Una versione non facile da realizzare, frutto di grande studio, come ci conferma, in un’intervista, prima dello spettacolo, lo stesso Alessio Boni, cui chiediamo anche come vede questo stretto rapporto che oggi si sta creando tra teatro e cinema e cosa tutto ciò possa apportare in più al teatro stesso: “Cinema e teatro sono due aspetti legati come l’elica del dna. Quando c’è una bella storia è inevitabile che le si avvicinino registi, sceneggiatori, drammaturghi. Ridley Scott ha tratto nel ’77 il suo primo film da questa opera, un capolavoro, qualcosa di meraviglioso, per le atmosfere che ha creato – incredibili -, con interpreti strepitosi. Davanti a quel film lì ci siamo fermati un po’ tutti…anche perchè è difficile portare in teatro 600mila soldati che combattono contro altri 600mila soldati, la cavalleria, ecc.! Allora ci siamo confrontati, io e Marcello Prayer, e abbiamo pensato: che cosa è la cosa più forte che ha l’essere umano, con tutte le problematiche, con tutte le spade di Damocle, le situazioni difficili? I sogni e l’immaginazione, non te li ruberà mai nessuno. Allora cerchiamo di far partire l’immaginario del pubblico, ma siete voi che andate nei mondi che creiamo, non vi facciamo vedere niente se non con le parole. La parola è questo tramite. La cosa difficile che veramente abbiamo trovato è che un romanzo scritto benissimo, con delle frasi strepitose, poi magari in scena rimbalza, non funziona, diventa ridondante, diventa letterario. Allora, abbiamo studiato, letto tutto Conrad, abbiamo messo altri passi di Conrad, qualcosa si è inventato Niccolini, che si è messo a scartabellare la storia della ritirata di Russia…la cosa bella è che te lo crei tu, non c’è un testo fatto”.

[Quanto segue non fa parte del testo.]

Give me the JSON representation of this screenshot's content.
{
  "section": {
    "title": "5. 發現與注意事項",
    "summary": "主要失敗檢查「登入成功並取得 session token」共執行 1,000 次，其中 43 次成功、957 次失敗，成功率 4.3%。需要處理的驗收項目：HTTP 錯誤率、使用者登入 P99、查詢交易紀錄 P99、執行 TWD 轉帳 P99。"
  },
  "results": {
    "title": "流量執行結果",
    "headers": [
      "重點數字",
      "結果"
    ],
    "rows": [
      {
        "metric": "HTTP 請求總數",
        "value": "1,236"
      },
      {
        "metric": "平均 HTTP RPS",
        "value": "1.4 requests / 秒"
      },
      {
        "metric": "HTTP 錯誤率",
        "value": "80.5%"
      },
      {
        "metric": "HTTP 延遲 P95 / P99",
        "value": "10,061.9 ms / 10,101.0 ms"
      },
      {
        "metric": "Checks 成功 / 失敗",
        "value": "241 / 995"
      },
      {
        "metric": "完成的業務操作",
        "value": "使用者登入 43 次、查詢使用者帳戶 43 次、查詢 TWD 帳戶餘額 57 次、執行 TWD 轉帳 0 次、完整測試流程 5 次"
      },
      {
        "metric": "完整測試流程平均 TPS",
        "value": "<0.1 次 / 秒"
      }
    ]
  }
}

Ma come è nata l’idea di portare in teatro “I duellanti”? “Innanzitutto – afferma Boni – amo i romanzi che ti stravolgono l’anima, Dostoevskij, Shakespeare, Molière, Conrad, dai tempi di “Linea d’ombra” e “Cuore di tenebra”. E questo romanzo molto piccolo, probabilmente tratto da uno spunto reale, mi ha colpito perchè innanzitutto non parla di mare, è una cosa completamente diversa dagli altri romanzi di Conrad: parla dell’uomo, parla veramente dell’uomo. E’ la metafora della vita, ci mettiamo in competizione con noi stessi, con il nostro alter ego, con il nostro minotauro che è dentro di noi”.
Da qui l’idea della trasposizione, che mira a creare un’energia che poi si trasferisce al pubblico: “Tutte le sere andiamo in scena e non sappiamo come va a finire. L’unico motivo per cui vado a teatro è trovare l ‘energia in scena: il teatro per me è energia totale”.